Thursday, February 5, 2009

eBay's Disruptive Innovation at Its Finest

A couple years ago, eBay created its "disruptive innovation" program, which ultimately resulted in John Donahoe becoming the CEO of the company and heading the company further along a disruptive path of innovation, or as I like to call it, destructive innovation. An AuctionBytes article from December 4, 2008 is quite prophetic. The article, eBay Replaces Community with Commodity, closes with the following statement:
In April, top eBay executives speaking at conferences said eBay was moving towards a more retail-like experience, and that "you will not recognize eBay this time next year." Truer words could not have been spoken, and once the holiday shopping season is over, we're likely to see more change.
EBay has been very busy during early 2009 in continuing its destructive innovation. On January 2o, eBay launched the new and improved My eBay, which loads slower, crashes many browsers, and is a bit difficult to customize and use.

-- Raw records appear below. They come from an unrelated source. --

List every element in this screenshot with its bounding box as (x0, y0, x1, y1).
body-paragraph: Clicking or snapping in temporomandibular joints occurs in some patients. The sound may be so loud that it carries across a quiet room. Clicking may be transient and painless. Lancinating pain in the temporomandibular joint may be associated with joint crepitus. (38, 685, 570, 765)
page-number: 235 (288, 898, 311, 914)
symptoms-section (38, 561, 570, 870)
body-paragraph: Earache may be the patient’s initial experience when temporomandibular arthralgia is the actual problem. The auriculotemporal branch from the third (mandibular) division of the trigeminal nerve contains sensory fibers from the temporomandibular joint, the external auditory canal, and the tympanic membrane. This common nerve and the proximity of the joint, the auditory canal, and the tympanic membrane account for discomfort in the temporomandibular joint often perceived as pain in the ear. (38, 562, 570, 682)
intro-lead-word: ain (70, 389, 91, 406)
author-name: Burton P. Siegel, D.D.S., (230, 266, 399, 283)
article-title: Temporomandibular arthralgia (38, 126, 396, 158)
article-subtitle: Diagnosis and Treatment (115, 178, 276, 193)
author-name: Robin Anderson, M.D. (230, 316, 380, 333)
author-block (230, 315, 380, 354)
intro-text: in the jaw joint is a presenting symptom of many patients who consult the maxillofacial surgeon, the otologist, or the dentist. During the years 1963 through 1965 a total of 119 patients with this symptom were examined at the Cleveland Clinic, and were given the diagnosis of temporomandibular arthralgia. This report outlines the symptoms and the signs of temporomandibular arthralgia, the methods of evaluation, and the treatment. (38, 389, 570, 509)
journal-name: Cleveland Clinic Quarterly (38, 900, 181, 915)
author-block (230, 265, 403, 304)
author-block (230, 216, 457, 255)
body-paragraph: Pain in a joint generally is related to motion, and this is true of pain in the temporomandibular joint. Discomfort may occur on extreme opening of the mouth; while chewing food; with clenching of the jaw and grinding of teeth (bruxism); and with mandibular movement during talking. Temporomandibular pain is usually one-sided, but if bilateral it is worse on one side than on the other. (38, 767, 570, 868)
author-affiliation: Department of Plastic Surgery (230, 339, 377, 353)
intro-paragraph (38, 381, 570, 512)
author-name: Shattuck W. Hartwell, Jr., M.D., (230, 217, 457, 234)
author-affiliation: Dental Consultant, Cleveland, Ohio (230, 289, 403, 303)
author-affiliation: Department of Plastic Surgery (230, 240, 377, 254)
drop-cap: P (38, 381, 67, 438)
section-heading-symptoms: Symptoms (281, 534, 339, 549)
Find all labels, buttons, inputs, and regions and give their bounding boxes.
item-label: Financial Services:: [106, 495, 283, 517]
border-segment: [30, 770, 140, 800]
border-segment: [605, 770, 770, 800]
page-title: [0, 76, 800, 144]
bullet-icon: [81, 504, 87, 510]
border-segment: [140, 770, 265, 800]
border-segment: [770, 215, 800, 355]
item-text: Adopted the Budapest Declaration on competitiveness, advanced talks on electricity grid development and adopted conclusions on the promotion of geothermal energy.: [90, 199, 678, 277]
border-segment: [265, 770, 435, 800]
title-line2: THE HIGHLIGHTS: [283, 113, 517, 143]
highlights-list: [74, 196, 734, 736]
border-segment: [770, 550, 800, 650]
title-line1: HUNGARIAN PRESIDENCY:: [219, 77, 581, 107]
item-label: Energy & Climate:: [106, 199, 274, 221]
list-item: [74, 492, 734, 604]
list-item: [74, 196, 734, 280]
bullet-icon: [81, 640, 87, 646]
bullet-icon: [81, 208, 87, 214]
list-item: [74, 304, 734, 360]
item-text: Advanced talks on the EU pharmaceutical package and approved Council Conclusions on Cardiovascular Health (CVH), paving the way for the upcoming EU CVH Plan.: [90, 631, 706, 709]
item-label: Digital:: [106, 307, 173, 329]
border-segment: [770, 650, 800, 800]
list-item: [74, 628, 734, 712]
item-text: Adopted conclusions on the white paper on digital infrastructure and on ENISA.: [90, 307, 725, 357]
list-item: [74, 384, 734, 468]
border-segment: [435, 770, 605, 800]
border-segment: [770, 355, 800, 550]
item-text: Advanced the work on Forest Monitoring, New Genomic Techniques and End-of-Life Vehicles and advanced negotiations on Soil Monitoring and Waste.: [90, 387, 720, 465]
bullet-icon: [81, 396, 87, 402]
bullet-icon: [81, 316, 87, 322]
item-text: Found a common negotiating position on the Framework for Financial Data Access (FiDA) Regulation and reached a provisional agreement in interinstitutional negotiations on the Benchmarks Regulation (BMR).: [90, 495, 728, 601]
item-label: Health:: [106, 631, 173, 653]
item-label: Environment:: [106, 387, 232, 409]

A few weeks ago, I first heard that eBay planned to upgrade its message boards on February 3. I, along with many other users, suspected that the changes to the message boards would make them worse instead of better. EBay upgraded, or rather, destructively innovated, the message boards a little more than 24 hours ago. Yes, the message boards do have some new features which are improvements. The problem is that some of the other new features make the boards far less usable than they were before. Sound familiar? We just went through this a few weeks ago with My eBay.

All message comments now have the avatars of the users who post the messages. This is fine within each message thread, but it is problematic on the main page of each message board. The avatars cause the titles of the threads to be far apart and difficult to quickly scan. Add that to the fact that the pages now load slower and hang slightly, and it takes more time and effort to view the available topics.

EBay has defaulted each page of each message board to just fifteen posts. Each board has an advanced options tab in which the user can increase the number of posts to as many as 50. I did this earlier today, but later, the boards had defaulted back to 15 posts per page. It is not helpful when settings need to be changed repeatedly.

So far I am not impressed with the new message boards. The message boards were great because they were so easy to read. I am not certain whether I will be reading the message boards as much. Perhaps eBay wishes to destroy the message boards so that users will not have the ability to complain so much.

Now that eBay has begun to destroy its message boards, what will be changed next? No, wait; I already know. I'm sure we will all be defaulted into that horrible new eBay search called the "Playground" in which users are unable to find anything.

Change for the sake of change is never good.